The Who’s ‘lost’ 1971 album Lifehouse will finally see the light of day in 2022, although even guitarist Pete Townshend isn’t sure about exactly what form his much-misunderstood magnum opus will take when it emerges over 50 years after being shelved.
Townshend had a concept, and a reported $2 million deal from Universal Pictures, for a multi-media project titled Lifehouse in the early '70s. But as The Who biographer/Classic Rock writer Mark Blake noted in his 2013 feature on Lifehouse, ‘There was just one problem: no one else had a clue what he was going on about.’

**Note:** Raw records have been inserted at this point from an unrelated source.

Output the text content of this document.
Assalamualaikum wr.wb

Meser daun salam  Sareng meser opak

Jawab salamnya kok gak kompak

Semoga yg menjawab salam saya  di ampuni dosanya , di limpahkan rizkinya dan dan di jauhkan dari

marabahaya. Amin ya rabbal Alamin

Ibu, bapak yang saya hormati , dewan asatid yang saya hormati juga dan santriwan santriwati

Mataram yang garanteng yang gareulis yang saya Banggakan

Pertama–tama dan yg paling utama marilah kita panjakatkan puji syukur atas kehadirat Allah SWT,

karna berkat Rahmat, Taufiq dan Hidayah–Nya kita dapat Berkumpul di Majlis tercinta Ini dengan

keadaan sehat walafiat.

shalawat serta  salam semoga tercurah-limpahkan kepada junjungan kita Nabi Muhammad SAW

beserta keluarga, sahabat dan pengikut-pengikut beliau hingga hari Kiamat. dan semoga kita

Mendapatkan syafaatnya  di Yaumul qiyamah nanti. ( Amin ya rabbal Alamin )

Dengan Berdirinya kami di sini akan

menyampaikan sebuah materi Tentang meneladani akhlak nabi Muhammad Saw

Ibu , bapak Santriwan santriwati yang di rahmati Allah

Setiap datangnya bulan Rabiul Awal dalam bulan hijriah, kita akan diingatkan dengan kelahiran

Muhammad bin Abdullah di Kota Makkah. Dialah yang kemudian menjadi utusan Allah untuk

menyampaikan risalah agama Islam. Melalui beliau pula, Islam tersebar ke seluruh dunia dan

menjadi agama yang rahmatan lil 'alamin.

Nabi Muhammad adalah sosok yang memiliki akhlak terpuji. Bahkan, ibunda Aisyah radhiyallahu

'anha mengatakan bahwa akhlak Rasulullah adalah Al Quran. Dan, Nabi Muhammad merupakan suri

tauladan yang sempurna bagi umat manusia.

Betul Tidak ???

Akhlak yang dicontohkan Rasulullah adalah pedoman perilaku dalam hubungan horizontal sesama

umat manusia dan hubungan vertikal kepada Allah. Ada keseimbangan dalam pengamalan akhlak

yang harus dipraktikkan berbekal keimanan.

Lifehouse was set in the not-too-distant future, maybe 1990, Townshend explained at the time, at a point in history where everyone on earth wore special “pod-like” Lifesuits connected by wires to a central worldwide ‘grid’, which ‘fed’ them entertainment… though not rock music, which was banned. The basic premise of the film/album, as far as could be understood, was that a young man named Bobby would find a way to hack into the grid to launch a music festival at which the artists and their audience would unite to create a single, perfect, infinite and universal note… which would have dramatic, unforeseen consequences for all. The idea, however, baffled his bandmates.

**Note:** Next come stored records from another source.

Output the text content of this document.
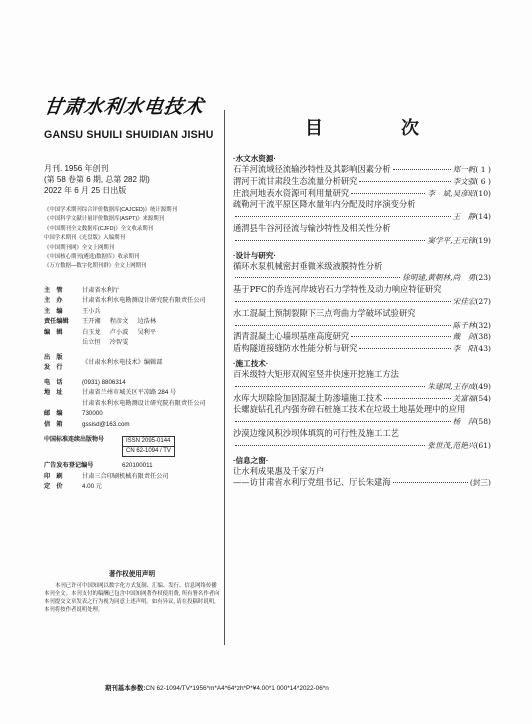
甘肃水利水电技术
GANSU SHUILI SHUIDIAN JISHU
月刊. 1956 年创刊
(第 58 卷第 6 期, 总第 282 期)
2022 年 6 月 25 日出版
《中国学术期刊综合评价数据库(CAJCED)》统计源期刊
《中国科学文献计量评价数据库(ASPT)》来源期刊
《中国期刊全文数据库(CJFD)》全文收录期刊
中国学术期刊《光盘版》入编期刊
《中国期刊网》全文上网期刊
《中国核心期刊(遴选)数据库》收录期刊
《万方数据—数字化期刊群》全文上网期刊
主　管	甘肃省水利厅
主　办	甘肃省水利水电勘测设计研究院有限责任公司
主　编	王小兵
责任编辑	王开湘 程彦文 边浩林
编　辑	白玉龙 卢小波 吴利平
岳立恒 冷智雯
出　版
发　行
《甘肃水利水电技术》编辑部
电　话	(0931) 8806314
地　址	甘肃省兰州市城关区平凉路 284 号
甘肃省水利水电勘测设计研究院有限责任公司
邮　编	730000
信　箱	gssisd@163.com
中国标准连续出版物号	ISSN 2095-0144
CN 62-1094 / TV
广告发布登记编号	620100011
印　刷	甘肃三合印刷机械有限责任公司
定　价	4.00 元
著作权使用声明
本刊已许可中国知网以数字化方式复制、汇编、发行、信息网络传播本刊全文。本刊支付的稿酬已包含中国知网著作权使用费, 所有署名作者向本刊提交文章发表之行为视为同意上述声明。如有异议, 请在投稿时说明, 本刊将按作者说明处理。
目　次
·水文水资源·
石羊河流域径流输沙特性及其影响因素分析	郑一帆 ( 1 )
渭河干流甘肃段生态流量分析研究	李文强 ( 6 )
庄浪河地表水资源可利用量研究	李　斌,吴彦昭 (10)
疏勒河干流平原区降水量年内分配及时序演变分析
王　静 (14)
通渭县牛谷河径流与输沙特性及相关性分析
窦学平,王元锋 (19)
·设计与研究·
循环水泵机械密封垂微米级液膜特性分析
徐明建,黄朝林,尚　勇 (23)
基于PFC的乔连河岸坡岩石力学特性及动力响应特征研究
宋佳宏 (27)
水工混凝土预制裂隙下三点弯曲力学破坏试验研究
陈千林 (32)
洒青混凝土心墙坝基座高度研究	戴　剑 (38)
盾构隧道接缝防水性能分析与研究	李　阳 (43)
·施工技术·
百米级特大矩形双阀室竖井快速开挖施工方法
朱建国,王存成 (49)
水库大坝除险加固混凝土防渗墙施工技术	关富福 (54)
长螺旋钻孔孔内强夯碎石桩施工技术在垃圾土地基处理中的应用
杨　萍 (58)
沙漠边缘风积沙坝体填筑的可行性及施工工艺
张世茂,范艳兴 (61)
·信息之窗·
让水利成果惠及千家万户
——访甘肃省水利厅党组书记、厅长朱建海	(封三)
期刊基本参数:CN 62-1094/TV*1956*m*A4*64*zh*P*¥4.00*1 000*14*2022-06*n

“It didn’t make any sense,” said vocalist Roger Daltrey. “None of us could grasp it. But it did have some good ideas in it. The one I picked up on was that if we ever did find the meaning of life it would be a musical note. I thought that was a great idea.”
Some of the song ideas mooted for Lifehouse, wound up being included on 1971’s Who’s Next instead.
As reported in the new issue of MOJO, Townshend is now trying to resurrect the project, as he revealed in short video clips posted on Instagram. In the videos, the guitarist’s original demos for the project are shown, with Townshend zooming in to show a tape box containing a recording of a never-released song called Ambition.
“This is a song we're trying to recover,” Townshend states.
In a video, Townshend says that a new Who’s Next/Lifehouse release was originally scheduled for 2021, but, as with a mooted graphic novel based on the idea, this failed to materialise. “We can blame Covid,” Townshend says in a video.